How has customer behaviour (or your clients’ customer behaviour) changed during the pandemic?

Under current circumstances people are primarily communicating through digital channels. We see clients also looking for more solutions to engage with their audiences through this medium as well. It is no longer a debate about whether or not digital is the most important focus area. However, budgets are tight. The solutions need to be cost-efficient. We note a clear demand and willingness to invest if this criteria is met. As a direct result, we managed to increase sales threefold during 2020.

What do you predict for the future?

Distance working will become more organised and standardised. Consumer and B2B purchasing behaviours will lean more towards digital touch points. Online platforms will change how we organise our lives and our work in more fundamental ways. Email will become a secondary communication tool. We will either seek greater flexible online communications or meaningful human interactions in real life and less of something in between.

The primary new format for brands will be short form video. TikTok will become the next mass media and others will mimic their innovations in short-video usage. VR will make its breakthrough. Businesses will continue to disguise simple machine learning as AI. The core principles of marketing will remain the same. It’s vitally important we continue to remind ourselves of this.

What advice would you give a marketer right now?

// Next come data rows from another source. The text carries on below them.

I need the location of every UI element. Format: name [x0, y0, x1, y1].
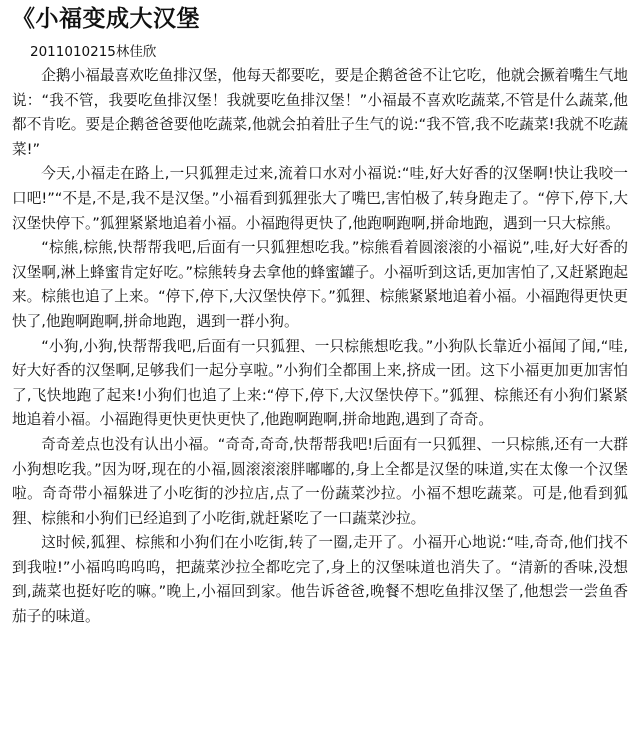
paragraph-1: 企鹅小福最喜欢吃鱼排汉堡，他每天都要吃，要是企鹅爸爸不让它吃，他就会撅着嘴生气地说：“我不管，我要吃鱼排汉堡！我就要吃鱼排汉堡！”小福最不喜欢吃蔬菜,不管是什么蔬菜,他都不肯吃。要是企鹅爸爸要他吃蔬菜,他就会拍着肚子生气的说:“我不管,我不吃蔬菜!我就不吃蔬菜!” — [12, 67, 628, 158]
paragraph-6: 这时候,狐狸、棕熊和小狗们在小吃街,转了一圈,走开了。小福开心地说:“哇,奇奇,他们找不到我啦!”小福呜呜呜呜，把蔬菜沙拉全都吃完了,身上的汉堡味道也消失了。“清新的香味,没想到,蔬菜也挺好吃的嘛。”晚上,小福回到家。他告诉爸爸,晚餐不想吃鱼排汉堡了,他想尝一尝鱼香茄子的味道。 — [12, 534, 628, 626]
story-body — [12, 64, 628, 630]
paragraph-4: “小狗,小狗,快帮帮我吧,后面有一只狐狸、一只棕熊想吃我。”小狗队长靠近小福闻了闻,“哇,好大好香的汉堡啊,足够我们一起分享啦。”小狗们全都围上来,挤成一团。这下小福更加更加害怕了,飞快地跑了起来!小狗们也追了上来:“停下,停下,大汉堡快停下。”狐狸、棕熊还有小狗们紧紧地追着小福。小福跑得更快更快更快了,他跑啊跑啊,拼命地跑,遇到了奇奇。 — [12, 337, 628, 429]
author-line: 2011010215林佳欣 — [30, 44, 157, 60]
paragraph-3: “棕熊,棕熊,快帮帮我吧,后面有一只狐狸想吃我。”棕熊看着圆滚滚的小福说”,哇,好大好香的汉堡啊,淋上蜂蜜肯定好吃。”棕熊转身去拿他的蜂蜜罐子。小福听到这话,更加害怕了,又赶紧跑起来。棕熊也追了上来。“停下,停下,大汉堡快停下。”狐狸、棕熊紧紧地追着小福。小福跑得更快更快了,他跑啊跑啊,拼命地跑，遇到一群小狗。 — [12, 239, 628, 330]
document-title: 《小福变成大汉堡 — [12, 6, 200, 32]
paragraph-5: 奇奇差点也没有认出小福。“奇奇,奇奇,快帮帮我吧!后面有一只狐狸、一只棕熊,还有一大群小狗想吃我。”因为呀,现在的小福,圆滚滚滚胖嘟嘟的,身上全都是汉堡的味道,实在太像一个汉堡啦。奇奇带小福躲进了小吃街的沙拉店,点了一份蔬菜沙拉。小福不想吃蔬菜。可是,他看到狐狸、棕熊和小狗们已经追到了小吃街,就赶紧吃了一口蔬菜沙拉。 — [12, 435, 628, 527]
paragraph-2: 今天,小福走在路上,一只狐狸走过来,流着口水对小福说:“哇,好大好香的汉堡啊!快让我咬一口吧!”“不是,不是,我不是汉堡。”小福看到狐狸张大了嘴巴,害怕极了,转身跑走了。“停下,停下,大汉堡快停下。”狐狸紧紧地追着小福。小福跑得更快了,他跑啊跑啊,拼命地跑，遇到一只大棕熊。 — [12, 165, 628, 232]
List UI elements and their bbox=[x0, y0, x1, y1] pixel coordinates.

This is the ideal time to analyse and evaluate how your marketing efforts are organised. The digital transformation is not only about martech, but upgrading processes and working practices. Explore what it means with regards to this.

To start, I’d investigate how your resources are not only spent on media but everything else as well. Modern marketing budgeting needs to be holistic and dynamic as well as ROI-driven in both the short and long-term. Building this capability will take years so it’s best to start now. Everyone influencing budgeting, planning, operating and marketing should share a common understanding of the effect mechanisms and metrics of marketing.